Le Maison de Mon Reve

(Touch and Go; 2004)

By Chet Betz | 13 April 2004

He sat in the café, sipping on the foreign brew, staring at the two sisters in the park with the birds flying around them.

He followed them in stealth with hat shading his eyes and collar turned up. In his hand he carried a piece of scented pink stationery. Gilded on the pink in elegant cursive:

“Dear Coco and dearest Rosie,
You don’t know me. I barely know you.
I saw you perform at the restaurant the other night. You were splendid. Both of you were splendid.
I can write no more. Please let me have another chance to speak with you in person.
Sincerely, Buck.”

Buck stared long and hard at his name and wished it had been any other name than “Buck.” Then his thoughts became more specific, and he wished that his name was French. He could tell that the sisters liked the French.
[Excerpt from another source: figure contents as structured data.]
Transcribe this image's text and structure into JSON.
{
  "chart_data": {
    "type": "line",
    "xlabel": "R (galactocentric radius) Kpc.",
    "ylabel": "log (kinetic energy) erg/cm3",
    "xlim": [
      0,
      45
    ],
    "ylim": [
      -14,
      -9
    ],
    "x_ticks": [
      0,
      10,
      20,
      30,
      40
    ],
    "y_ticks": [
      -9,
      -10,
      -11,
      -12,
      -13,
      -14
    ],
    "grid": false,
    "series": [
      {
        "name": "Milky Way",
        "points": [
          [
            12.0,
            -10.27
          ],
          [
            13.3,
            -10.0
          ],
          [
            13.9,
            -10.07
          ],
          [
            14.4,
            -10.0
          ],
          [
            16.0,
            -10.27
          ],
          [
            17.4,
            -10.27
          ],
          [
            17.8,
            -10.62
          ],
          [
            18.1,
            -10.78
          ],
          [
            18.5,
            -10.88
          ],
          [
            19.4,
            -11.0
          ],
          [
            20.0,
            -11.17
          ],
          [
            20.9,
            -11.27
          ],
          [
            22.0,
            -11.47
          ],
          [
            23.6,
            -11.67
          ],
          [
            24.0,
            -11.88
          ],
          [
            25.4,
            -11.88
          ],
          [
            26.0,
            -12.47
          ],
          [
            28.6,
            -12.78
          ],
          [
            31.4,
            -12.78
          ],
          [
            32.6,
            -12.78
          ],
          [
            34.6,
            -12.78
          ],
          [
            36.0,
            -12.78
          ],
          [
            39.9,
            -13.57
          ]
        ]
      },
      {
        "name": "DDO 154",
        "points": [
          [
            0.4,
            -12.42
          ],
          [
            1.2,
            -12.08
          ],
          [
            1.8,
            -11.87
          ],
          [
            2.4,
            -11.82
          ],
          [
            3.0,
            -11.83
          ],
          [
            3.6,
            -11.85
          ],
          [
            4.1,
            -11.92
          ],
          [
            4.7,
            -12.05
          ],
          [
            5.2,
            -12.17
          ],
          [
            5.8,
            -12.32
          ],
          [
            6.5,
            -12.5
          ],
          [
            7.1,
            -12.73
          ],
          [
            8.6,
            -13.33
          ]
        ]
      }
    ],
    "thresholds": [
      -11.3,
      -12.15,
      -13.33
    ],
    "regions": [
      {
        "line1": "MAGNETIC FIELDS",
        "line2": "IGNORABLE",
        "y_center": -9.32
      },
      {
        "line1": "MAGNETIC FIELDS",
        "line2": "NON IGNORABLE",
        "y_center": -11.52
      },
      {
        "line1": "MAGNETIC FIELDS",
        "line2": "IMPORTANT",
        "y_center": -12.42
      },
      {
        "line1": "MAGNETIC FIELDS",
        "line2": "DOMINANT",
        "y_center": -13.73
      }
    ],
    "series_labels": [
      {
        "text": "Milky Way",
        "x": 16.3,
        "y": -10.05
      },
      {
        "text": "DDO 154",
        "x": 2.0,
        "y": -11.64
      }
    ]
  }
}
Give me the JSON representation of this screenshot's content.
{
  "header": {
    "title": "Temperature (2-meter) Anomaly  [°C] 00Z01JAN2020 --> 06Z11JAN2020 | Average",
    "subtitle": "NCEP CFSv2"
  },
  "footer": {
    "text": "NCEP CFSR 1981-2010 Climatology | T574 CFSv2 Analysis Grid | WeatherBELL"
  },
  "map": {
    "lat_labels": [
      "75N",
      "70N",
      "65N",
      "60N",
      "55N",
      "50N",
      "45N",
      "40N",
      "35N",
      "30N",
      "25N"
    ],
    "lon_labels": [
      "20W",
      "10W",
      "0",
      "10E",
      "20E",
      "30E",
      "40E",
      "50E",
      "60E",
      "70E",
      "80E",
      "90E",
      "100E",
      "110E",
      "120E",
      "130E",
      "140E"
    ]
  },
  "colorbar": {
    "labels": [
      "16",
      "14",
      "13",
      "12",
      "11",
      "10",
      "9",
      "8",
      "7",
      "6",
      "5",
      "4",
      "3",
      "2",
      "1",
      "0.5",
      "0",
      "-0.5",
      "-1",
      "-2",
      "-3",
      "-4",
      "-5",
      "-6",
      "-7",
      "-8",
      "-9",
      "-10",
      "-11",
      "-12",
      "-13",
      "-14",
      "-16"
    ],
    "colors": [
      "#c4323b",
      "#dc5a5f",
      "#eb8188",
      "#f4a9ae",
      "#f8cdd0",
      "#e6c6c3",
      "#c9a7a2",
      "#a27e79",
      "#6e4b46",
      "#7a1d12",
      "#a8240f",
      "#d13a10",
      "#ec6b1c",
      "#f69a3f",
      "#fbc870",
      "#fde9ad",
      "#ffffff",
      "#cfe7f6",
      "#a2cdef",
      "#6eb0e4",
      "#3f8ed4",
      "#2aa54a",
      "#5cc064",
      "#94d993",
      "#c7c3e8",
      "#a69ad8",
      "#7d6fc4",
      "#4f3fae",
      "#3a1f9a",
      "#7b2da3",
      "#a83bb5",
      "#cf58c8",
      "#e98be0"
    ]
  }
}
At the club the night before, the two girls dressed like gypsies rattled things and played strings. They sang, displaced sirens from the days of yesteryear with the speakeasy and the new factory and the black musician sitting on the corner. They preached girl power and social satire by using the bigot lyric in their winking modern context. “Jesus loves me, but not my wife, not my nigger friends, or their nigger lives…”

Buck came up to the girls after the show, and in the spirit of exuberant over-analysis, he gushed a mix-and-match comparison of their album at them. “It was like, like, I don’t know, maybe if Chan Marshall and Billie Holiday got together to make an intimate blues-folk record in the bedroom of Anticon’s Why? It was different and it gets under your skin, you know?”

Rosie looked cute. Coco said something in her beautifully sonorous voice.

Buck stammered, “Huh, sorry, you have a beautifully sonorous voice. I didn’t hear what you said. You guys are wonderful vocalists, seriously… very nice vocal melodies, too.”

Coco and Rosie harmonized: “We’re not Allen Ginsberg, Ricky.”

Buck: “Oh, see, that’s great, I love that. Uh, my name’s not Ricky, though. And I don’t follow your meaning, either. Sorry.”

Coco and Rosie pranced away while waving their fingers and swaying their hips. A few days later, Coco wrote a reply to Buck’s letter and sent it via the satchel of brooding messenger boy Claude. Buck ripped open the letter to find written in pink ink on a piece of beige paper: “Ricky, I’ll wait for you until the streets become sand, and all the ceilings in New York have come down, and I’ll wait for you until the stars dominate the skies again. I’ll always be by your side, even when you’re down and out. I just wanted to be your housewife. All I wanted was to be your housewife. You will never see Rosie or me again. Love, Coco.”

Claude, the brooding messenger boy, demanded fourteen American dollars.

In very black ink on very white paper, Buck scrawled, “You Brooklyn bitches with your sly imitation of an art form rooted in sincerity, with your affectations and desecrations of Americana, you think the found sound or the lo-fi beats make your music original? It’s cheap atmosphere. You think you can lord yourselves above and away from me in your hip princess castle of self-absorption? Your bare arrangements are gimmicks… with the dawn of the next day you’ve lost half your beauty, that’s how quickly you age. In the moonlight you’re haunting, but just like a ghost, you have no substance. I will miss your voices, and I still adore you both. Love, Ricky.”

Buck handed the ink-spotted scrap to Claude. With a mustered air of bitter sagacity, Buck muttered, “Never chase after clouds and rainbows, boy.”

Claude, the brooding messenger boy, demanded fourteen American dollars.